Seharusnya hari itu, kita bergembira. Aku sangat bahagia sehingga aku tak sabar ingin berjumpa denganmu, aku ingin kamu tahu, aku telah berhasil menulis sebuah novel dan akan segera diterbitkan. Aku ingin berita ini menjadi hadiah pertunangan kita, tapi mengapa aku malah harus mendengar berita buruk, mengapa kecelakaan itu harus terjadi dan merengut nyawamu?? Mengapa?
"Dan, hari sudah cukup sore. Sebaiknya kita pulang, aku takut om dan tante akan kwatir". Aku masih enggan meninggalkan tempat ini, aku masih ingin disini, ingin disini.
"Ayolah Dan, biarkan ia beristirahat dengan tenang. Jangan kamu bebani dia lagi, tempatnya sudah lebih baik dari kita. Kamu harus merelakannya, harus Dan. Kamu harus bangkit, kamu harus tunjukkan kepadanya bahwa usahanya selama ini tiada sia sia.
"Cukup Don, cukup. Bukan kamu, tapi aku. Aku yang merasakan Don. Aku tahu aku sangat membebani ia, atau mungkin kamu juga merasa terbeban karena harus menjadi sopirku selama ini?".
"Bukan maksudku begitu Dan,aku…………"
"Aku tahu Don, aku selalu merepotkan orang banyak, tapi apakah ini kehendakku? Apakah aku ingin seperi ini? Tidak……tidak Don. Kamu tidak tahu Don, walaupun kamu saudara kembarku. Karena kamu begitu sempurna. Sedangkan aku Don, apa yang bisa aku lakukan? Lalu salahkah aku bila aku benar benar merasa tersiksa kehilangan orang yang aku cintai? Mungkin bagi kamu dan lelaki lain di dunia ini, akan begitu mudah mendapat gantinya. Tapi bagi aku Don, aku cacat. Selama ini hanya Tia yang mengerti aku dan mencintai aku. Bagaimana aku harus hidup Don, bagaimana? Kalau saja Tuhan bersedia menjemputku aku bersedia Don, sangat." Entah bagaimana rupaku saat ini, dan air mataku mulai menetes lagi. Tak kuasa aku bendung. Tapi jiwaku rasanya terbang jauh, seiring dengan kursi rodaku yan sudah mulai bergerak.

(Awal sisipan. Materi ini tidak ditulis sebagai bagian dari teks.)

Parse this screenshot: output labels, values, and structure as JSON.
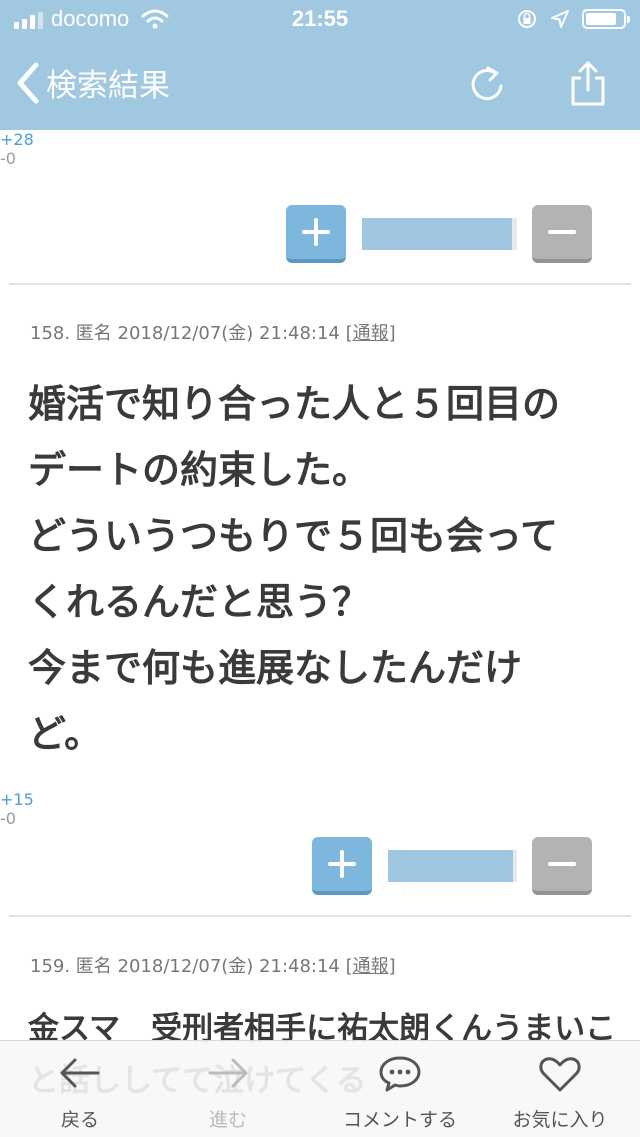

Kurasakan kakiku dapat aku gerakkan, apakah ini sebuah mukzizat? Tapi, dimana aku ini? Bukankah tadi aku bersama Doni di atas mobil, tapi dimana aku kini? Dan mengapa Doni terbaring disitu? Bukan, itu bukan Doni, itu aku. Apa yang tengah terjadi? Aku tak bisa ingat apa apa lagi, rasanya aku terbang melayang layang. Aku melihat Tia datang, melambai untukku, dan aku pun tak ragu ragu untuk menghampirinya. Kecelakaan di jalan raya telah merengut nyawa saudara kembar Doni Budiman seorang penulis yang baru menerbitkan novel perdananya.